We solved two calibration problems:

– The fist calibration problem is a reproduction of the case study in Hull and White (2006). We solved the same optimization problem two times, using different PSG nonlinear functions: Problem 1a with the meansquare function and Problem 1b with the variance function.

– The second calibration problem (Problem 2) is based on “the maximum entropy principle.” We maximized the entropy of a distribution, subject to no-arbitrage constraints. The probabilistic distribution belongs to the class of Convex-Concave-Convex (CCC) distributions. The CCC distribution is specified by a system of linear inequalities for the discrete probability atoms.

This web page contains codes and data Problems 1a, 1b and 2 in PSG Run-File Text Environment.

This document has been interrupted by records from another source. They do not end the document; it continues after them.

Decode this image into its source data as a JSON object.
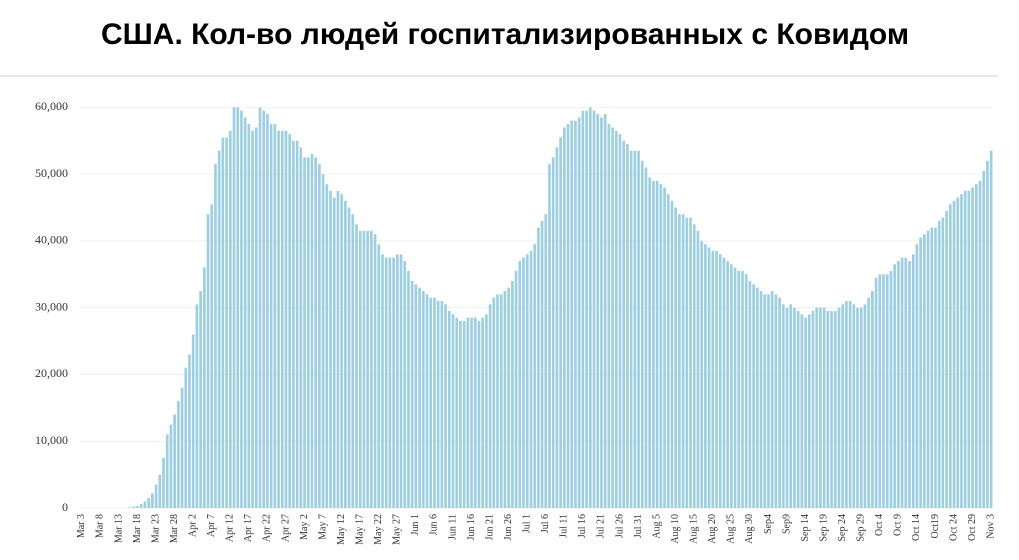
{
  "chart_data": {
    "type": "bar",
    "title": "США. Кол-во людей госпитализированных с Ковидом",
    "categories": [
      "Mar 3",
      null,
      null,
      null,
      null,
      "Mar 8",
      null,
      null,
      null,
      null,
      "Mar 13",
      null,
      null,
      null,
      null,
      "Mar 18",
      null,
      null,
      null,
      null,
      "Mar 23",
      null,
      null,
      null,
      null,
      "Mar 28",
      null,
      null,
      null,
      null,
      "Apr 2",
      null,
      null,
      null,
      null,
      "Apr 7",
      null,
      null,
      null,
      null,
      "Apr 12",
      null,
      null,
      null,
      null,
      "Apr 17",
      null,
      null,
      null,
      null,
      "Apr 22",
      null,
      null,
      null,
      null,
      "Apr 27",
      null,
      null,
      null,
      null,
      "May 2",
      null,
      null,
      null,
      null,
      "May 7",
      null,
      null,
      null,
      null,
      "May 12",
      null,
      null,
      null,
      null,
      "May 17",
      null,
      null,
      null,
      null,
      "May 22",
      null,
      null,
      null,
      null,
      "May 27",
      null,
      null,
      null,
      null,
      "Jun 1",
      null,
      null,
      null,
      null,
      "Jun 6",
      null,
      null,
      null,
      null,
      "Jun 11",
      null,
      null,
      null,
      null,
      "Jun 16",
      null,
      null,
      null,
      null,
      "Jun 21",
      null,
      null,
      null,
      null,
      "Jun 26",
      null,
      null,
      null,
      null,
      "Jul 1",
      null,
      null,
      null,
      null,
      "Jul 6",
      null,
      null,
      null,
      null,
      "Jul 11",
      null,
      null,
      null,
      null,
      "Jul 16",
      null,
      null,
      null,
      null,
      "Jul 21",
      null,
      null,
      null,
      null,
      "Jul 26",
      null,
      null,
      null,
      null,
      "Jul 31",
      null,
      null,
      null,
      null,
      "Aug 5",
      null,
      null,
      null,
      null,
      "Aug 10",
      null,
      null,
      null,
      null,
      "Aug 15",
      null,
      null,
      null,
      null,
      "Aug 20",
      null,
      null,
      null,
      null,
      "Aug 25",
      null,
      null,
      null,
      null,
      "Aug 30",
      null,
      null,
      null,
      null,
      "Sep4",
      null,
      null,
      null,
      null,
      "Sep9",
      null,
      null,
      null,
      null,
      "Sep 14",
      null,
      null,
      null,
      null,
      "Sep 19",
      null,
      null,
      null,
      null,
      "Sep 24",
      null,
      null,
      null,
      null,
      "Sep 29",
      null,
      null,
      null,
      null,
      "Oct 4",
      null,
      null,
      null,
      null,
      "Oct 9",
      null,
      null,
      null,
      null,
      "Oct 14",
      null,
      null,
      null,
      null,
      "Oct19",
      null,
      null,
      null,
      null,
      "Oct 24",
      null,
      null,
      null,
      null,
      "Oct 29",
      null,
      null,
      null,
      null,
      "Nov 3"
    ],
    "values": [
      0,
      0,
      0,
      0,
      0,
      0,
      0,
      0,
      0,
      0,
      0,
      0,
      0,
      100,
      200,
      300,
      600,
      1000,
      1500,
      2200,
      3500,
      5000,
      7500,
      11000,
      12500,
      14000,
      16000,
      18000,
      21000,
      23000,
      26000,
      30500,
      32500,
      36000,
      44000,
      45500,
      51500,
      53500,
      55500,
      55500,
      56500,
      60000,
      60000,
      59500,
      58500,
      57500,
      56500,
      57000,
      60000,
      59500,
      59000,
      57500,
      57500,
      56500,
      56500,
      56500,
      56000,
      55000,
      55000,
      54000,
      52500,
      52500,
      53000,
      52500,
      51500,
      50000,
      48500,
      47500,
      46500,
      47500,
      47000,
      46000,
      45000,
      44000,
      42500,
      41500,
      41500,
      41500,
      41500,
      41000,
      39500,
      38000,
      37500,
      37500,
      37500,
      38000,
      38000,
      37000,
      35500,
      34000,
      33500,
      33000,
      32500,
      32000,
      31500,
      31500,
      31000,
      31000,
      30500,
      29500,
      29000,
      28500,
      28000,
      28000,
      28500,
      28500,
      28500,
      28000,
      28500,
      29000,
      30500,
      31500,
      32000,
      32000,
      32500,
      33000,
      34000,
      35500,
      37000,
      37500,
      38000,
      38500,
      39500,
      42000,
      43000,
      44000,
      51500,
      52500,
      54000,
      55500,
      57000,
      57500,
      58000,
      58000,
      58500,
      59500,
      59500,
      60000,
      59500,
      59000,
      58500,
      59000,
      57500,
      57000,
      56500,
      56000,
      55000,
      54500,
      53500,
      53500,
      53500,
      52000,
      51000,
      49500,
      49000,
      49000,
      48500,
      48000,
      47000,
      46000,
      45000,
      44000,
      44000,
      43500,
      43500,
      42500,
      41500,
      40000,
      39500,
      39000,
      38500,
      38500,
      38000,
      37500,
      37000,
      36500,
      36000,
      35500,
      35500,
      35000,
      34000,
      33500,
      33000,
      32500,
      32000,
      32000,
      32500,
      32000,
      31500,
      30500,
      30000,
      30500,
      30000,
      29500,
      29000,
      28500,
      29000,
      29500,
      30000,
      30000,
      30000,
      29500,
      29500,
      29500,
      30000,
      30500,
      31000,
      31000,
      30500,
      30000,
      30000,
      30500,
      31500,
      32500,
      34500,
      35000,
      35000,
      35000,
      35500,
      36500,
      37000,
      37500,
      37500,
      37000,
      38000,
      39500,
      40500,
      41000,
      41500,
      42000,
      42000,
      43000,
      43500,
      44500,
      45500,
      46000,
      46500,
      47000,
      47500,
      47500,
      48000,
      48500,
      49000,
      50500,
      52000,
      53500
    ],
    "color": "#9ecfe0",
    "ylim": [
      0,
      62000
    ],
    "yticks": [
      0,
      {
        "value": 10000,
        "label": "10,000"
      },
      {
        "value": 20000,
        "label": "20,000"
      },
      {
        "value": 30000,
        "label": "30,000"
      },
      {
        "value": 40000,
        "label": "40,000"
      },
      {
        "value": 50000,
        "label": "50,000"
      },
      {
        "value": 60000,
        "label": "60,000"
      }
    ],
    "grid": true
  }
}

Also, we posted MATLAB files to run this Case Study in the PSG MATLAB Environment. The link Matlab_codes_and_data_for_Case_Study Study refers to the zipped folder containing files and folders: file CS_Implied_Copula_Hull.m, file CS_Implied_Copula_CCC.m, folder “CDO_data”, folder “Data_Genearation”.

To optimize Hull model, run CS_Implied_Copula_Hull.m. To optimize CCC-distribution model, run CS_Implied_Copula_CCC.m . Data for solving optimization problems are already prepared in the files matrix_A_hull_mid.mat and matrix_A_100_5y.mat .

The MATLAB files for generating data, CDO_cashflow_generator.m, CDO_cashflow_generator_bin.m, CDO_matrix_generator_bid_ask.m are placed to the folder “Data_Genearation”. To generate data, run MATLAB file CDO_matrix_generator_bid_ask.m.

Folder “CDO_data” contains raw iTraxx data.

**References**

• Hull, J., White, A. (2006). Valuing Credit Derivatives Using an Implied Copula Approach. The Journal of Derivatives 14, 2, 8-28.

• Veremyev, A., Tsyurmasto, P., Uryasev, S. Rockafellar, R.T. (2012). Convex-Concave-Convex Distributions in Application to CDO Pricing. Research Report 2012-1, ISE Dept., University of Florida, June 2012.